Since the detailed description of the anatomy of the blood supply to the femoral head and the technique for safe “surgical dislocation of the adult hip” by Ganz and the team in Bern (Gautier et al. 2000, Ganz et al. 2001), the Bernese trochanteric flip osteotomy for approach to the hip has increasingly been used in difficult cases of acute fracture dislocations of the hip. The approach preserves the blood supply to the femoral head and gives ample exposure of both the head and the acetabulum (Tannast et al. 2009, Keel et al. 2010, 2012), allowing removal of the scar tissue that fills it after about 3 months (Cooper 1822, Mikhail 1956, Nixon 1976). Despite our limited experience, we recommend attempting this approach in both posterior and anterior neglected traumatic hip dislocations.

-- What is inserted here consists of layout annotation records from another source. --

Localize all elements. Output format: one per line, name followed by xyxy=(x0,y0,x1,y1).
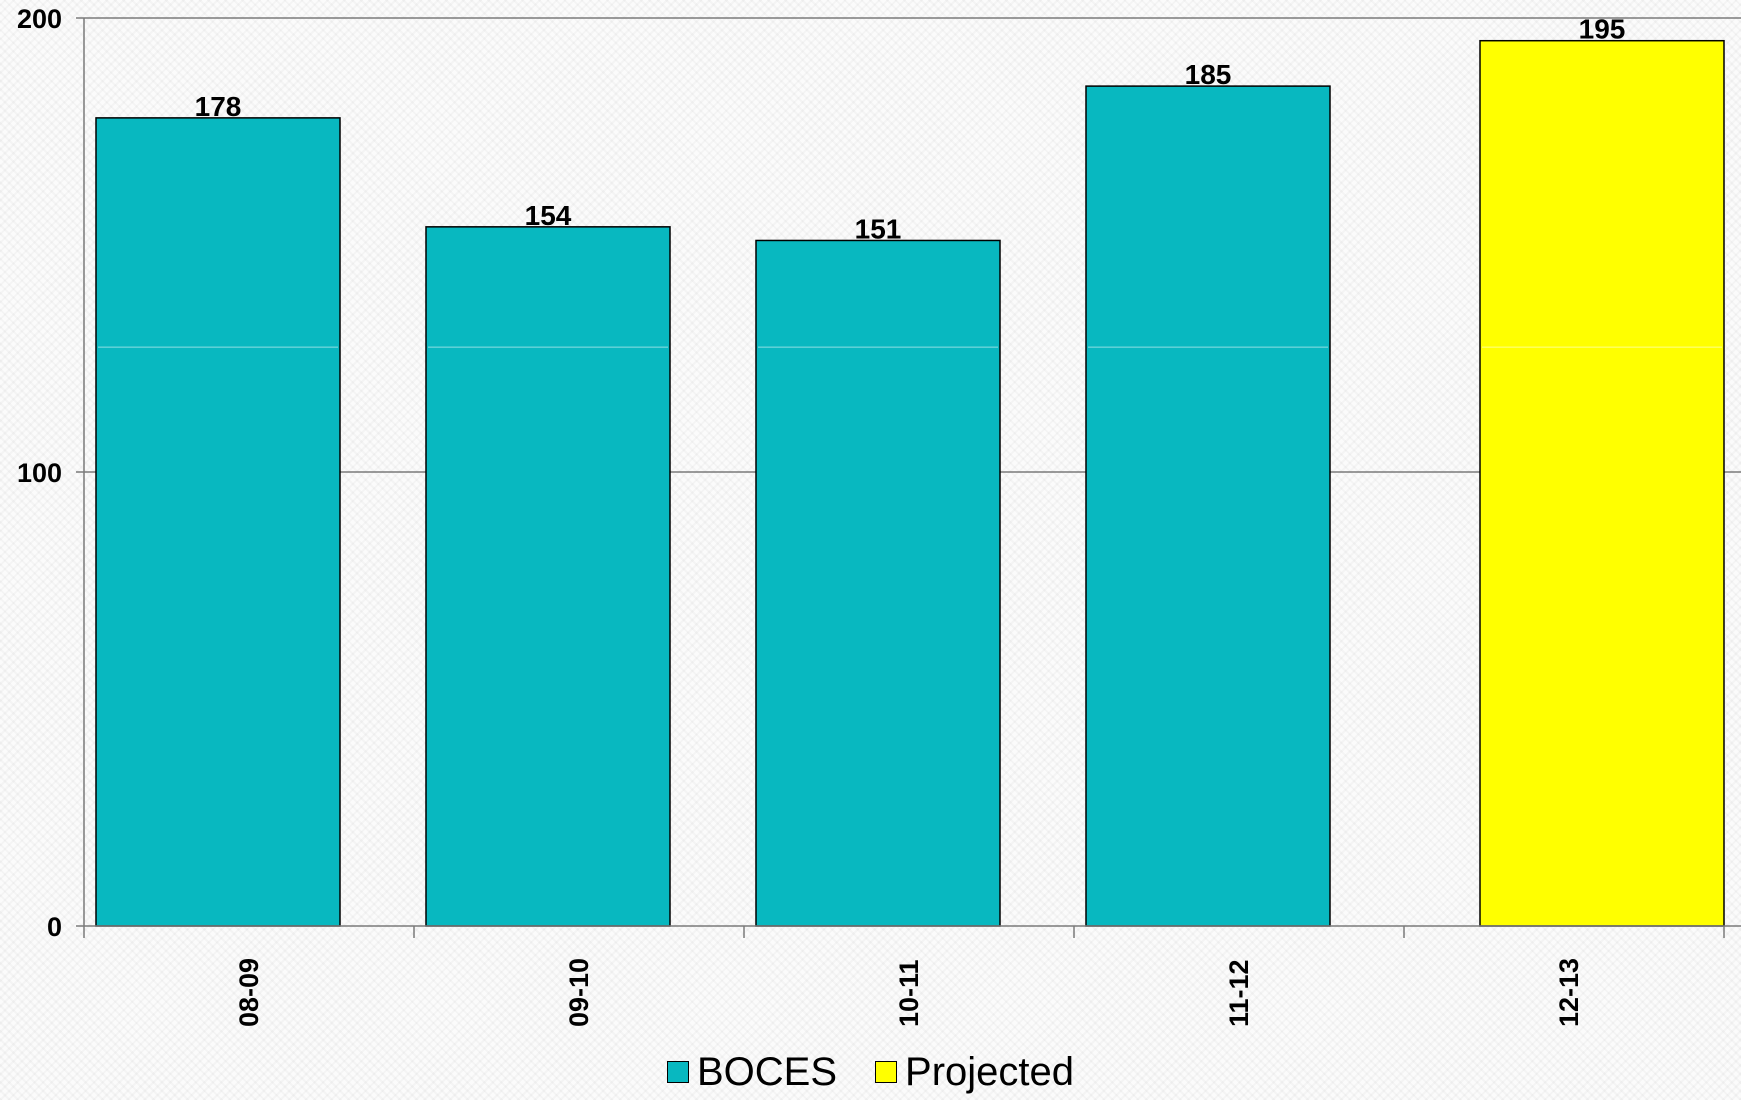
legend: BOCES Projected xyxy=(0,1052,1741,1092)
axes xyxy=(76,17,1741,938)
bar-projected-12-13 xyxy=(1479,39,1725,927)
x-tick-label: 12-13 xyxy=(1554,958,1584,1027)
data-label: 154 xyxy=(525,200,572,231)
bars xyxy=(95,39,1725,927)
data-label: 178 xyxy=(195,91,242,122)
x-tick-label: 10-11 xyxy=(894,959,924,1027)
y-tick-label: 200 xyxy=(17,4,62,34)
bar-boces-09-10 xyxy=(425,226,671,927)
legend-item-boces: BOCES xyxy=(666,1050,838,1094)
legend-label-boces: BOCES xyxy=(696,1050,838,1094)
x-tick-labels: 08-09 09-10 10-11 11-12 12-13 xyxy=(234,958,1584,1027)
legend-label-projected: Projected xyxy=(905,1050,1075,1094)
legend-item-projected: Projected xyxy=(875,1052,1074,1092)
x-tick-label: 08-09 xyxy=(234,958,264,1027)
y-tick-label: 0 xyxy=(47,912,62,942)
y-tick-label: 100 xyxy=(17,458,62,488)
bar-boces-08-09 xyxy=(95,117,341,927)
x-tick-label: 11-12 xyxy=(1224,959,1254,1027)
data-label: 185 xyxy=(1185,59,1232,90)
data-labels: 178 154 151 185 195 xyxy=(195,14,1626,245)
bar-boces-10-11 xyxy=(755,239,1001,927)
data-label: 195 xyxy=(1579,14,1626,45)
legend-swatch-boces xyxy=(666,1061,689,1083)
y-tick-labels: 0 100 200 xyxy=(17,4,62,942)
data-label: 151 xyxy=(855,213,902,244)
bar-boces-11-12 xyxy=(1085,85,1331,927)
legend-swatch-projected xyxy=(875,1061,898,1083)
x-tick-label: 09-10 xyxy=(564,958,594,1027)
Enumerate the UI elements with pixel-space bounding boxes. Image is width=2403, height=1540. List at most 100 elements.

We have not treated any neglected obturator dislocations at our institution. However, the few cases we have seen when they present acutely have not had an extreme external rotation and, in theory at least, a trochanteric flip osteotomy should also be possible in these patients. Judging from the literature, these patients often appear to have extensive ossification surrounding the femoral head, producing a neo-acetabulum (Cooper 1822, Mikhail 1956, Aggarwal and Singh 1967). Removal of this and the scar tissue in the acetabulum should be possible through the Bernese approach.
Our patient only had 7 months of follow-up, and it is possible that he could develop late complications such as avascular necrosis or osteoarthritis. However, the head was found to be viable intraoperatively, and even if he should develop 1 of these complications he will still have a better functioning hip and a more normal anatomy that is suited to THR or arthrodesis at a later stage. It is our opinion that open reduction using the Bernese trochanteric flip approach is a far better solution to this difficult problem than previously suggested heavy traction regimens (Gupta and Shravat 1977) and salvage operations, and we recommend that this should be attempted before resorting to intertrochanteric osteotomies or excision arthroplasties.
SY treated all 4 patients, wrote the first draft of the manuscript, and performed revisions. LB treated 2 of the patients and revised the manuscript. Both authors contributed to the interpretation and discussion of the findings and the available literature.